Заунывно распевая, поднялась, подошла к квашне, в которой подходило с утра тесто, замешенное на трёх водах – снеговой, колодезной и речной. Подбив его, оглянулась.
– Лейхта, ты здесь?
Край покрывала слегка сползает, и владычица Холлахейма снова видна, но она уже не пугает. Глядя прямо в глаза зовущей, женщина поворачивается к ней всем большим и невесомым телом. Сгибается в почтительном поклоне:
– Госпожа Холла.
Пение женщин и вопли живых хорошо слышны. Доносятся издалека, как сквозь сон.
Рядом стоит госпожа Холла, урчит, как рокот далёкого грома. Слова не различаются, но лейхта отлично понимает, что говорит госпожа. Дверь грохочет под ударами чьей–то руки, и Холла приказывает:
– Лейхта, ступай,
Посмотри на дворе,
Кого привели к нам
Дороги заросшие?
Лейхта невесомо движется к дверям, распахивает их. Невыносимый мороз обдаёт её, и она произносит, едва переводя дыхание:
– Кто тревожит нас в нашу пору?
– Мой Ингвиомер покинул меня, ушёл к Холле, – голос женщины режет уши. Холод и резкие звуки невыносимы.
– Что же… Давай его сюда. – лейхта, едва выхватив из рук женщины гроб с телом ребёнка, поспешно затворяет дверь. –Мёртвое – Холле.
– Кого принесла ты? – вопрошает Холла.
– Того, кто не жил, – отзывается лейхта.
Холла не спешит.
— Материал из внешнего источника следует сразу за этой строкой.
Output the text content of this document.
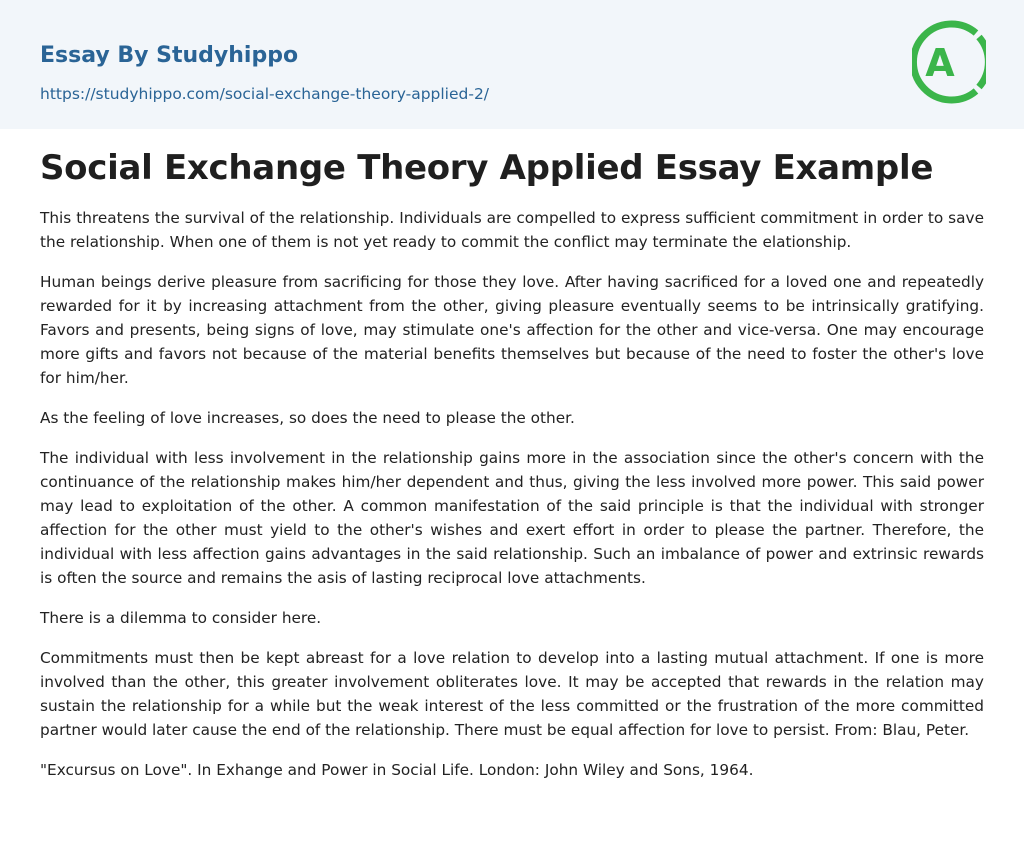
Essay By Studyhippo
https://studyhippo.com/social-exchange-theory-applied-2/
A
Social Exchange Theory Applied Essay Example

This threatens the survival of the relationship. Individuals are compelled to express sufficient commitment in order to save the relationship. When one of them is not yet ready to commit the conflict may terminate the elationship.

Human beings derive pleasure from sacrificing for those they love. After having sacrificed for a loved one and repeatedly rewarded for it by increasing attachment from the other, giving pleasure eventually seems to be intrinsically gratifying. Favors and presents, being signs of love, may stimulate one's affection for the other and vice-versa. One may encourage more gifts and favors not because of the material benefits themselves but because of the need to foster the other's love for him/her.

As the feeling of love increases, so does the need to please the other.

The individual with less involvement in the relationship gains more in the association since the other's concern with the continuance of the relationship makes him/her dependent and thus, giving the less involved more power. This said power may lead to exploitation of the other. A common manifestation of the said principle is that the individual with stronger affection for the other must yield to the other's wishes and exert effort in order to please the partner. Therefore, the individual with less affection gains advantages in the said relationship. Such an imbalance of power and extrinsic rewards is often the source and remains the asis of lasting reciprocal love attachments.

There is a dilemma to consider here.

Commitments must then be kept abreast for a love relation to develop into a lasting mutual attachment. If one is more involved than the other, this greater involvement obliterates love. It may be accepted that rewards in the relation may sustain the relationship for a while but the weak interest of the less committed or the frustration of the more committed partner would later cause the end of the relationship. There must be equal affection for love to persist. From: Blau, Peter.

"Excursus on Love". In Exhange and Power in Social Life. London: John Wiley and Sons, 1964.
Перемешивает тесто. Ловко подхватив ребёночка под животик, щедро плюхает упругим тестом на спинку, попку, ножки и ручки. Окутывает его, словно пеленой, залепляет глаза, оставляя свободным только орущий раззявленный ротик и розовые дырки ноздрей.
– Дурное тесто – и хлеб негодный, – поёт Холла, – Его замесить и снова испечь. Женское лоно, женское чрево – горят, словно печка.
Холла, припав к орущему ротику, трижды дует в него.
– Коли возьмёшь дар мой – бери, – рычит она. – Лейхта, слуга моя, отвори лоно Аирбе!
И, прежде чем отдать, кидает на орущий ротик сырое тесто. Лейхта, схватив сложенную в несколько раз тряпку, срывает с котла крышку, В лицо ударяет густой, смолистый пар – дно котла устелено еловыми ветками, которые в сухом жару уже дали смолу. Холла кладёт в котёл ребёнка. Лейхта опускает крышку. Та звенит, наполняя голову пустотой. Лейхта спрашивает:
– Матушка Холла, что ты делаешь?
– Хлеб пеку, – голос Холлы доносится издалека.
– Ну, пеки, только не перепеки, – отвечает лейхта.
Кричит дитя в котле или кровь звенит в ушах?
Слова застревают в горле.
Лейхта снова спрашивает:
– Матушка Холла, зачем ты печёшь хлеб?
– Чужая душа забрела в Холлахейм.
– Откуда же взялась эта душа?
– Брела в утробу, да забрела ко мне. Мне таких не надобно.
– Матушка Холла, где же та чужая душа?
– В утробе Аирбе.
– Ей выйти пора.
– Погоди, пока рано.
И снова рычит что–то, потом приказывает:
– Теперь пора!
Лейхта срывает крышку.
Среди размякших смолистых ветвей, в пелене из припечёного теста лежит нечто – не поймёшь, живое ли, мёртвое?
Холла выхватывает его из утробы котла, склоняется над ним, отлепляет тесто с лица. Миг, который хозяйка Холлахейма молчит, прислушиваясь, кажется вечностью.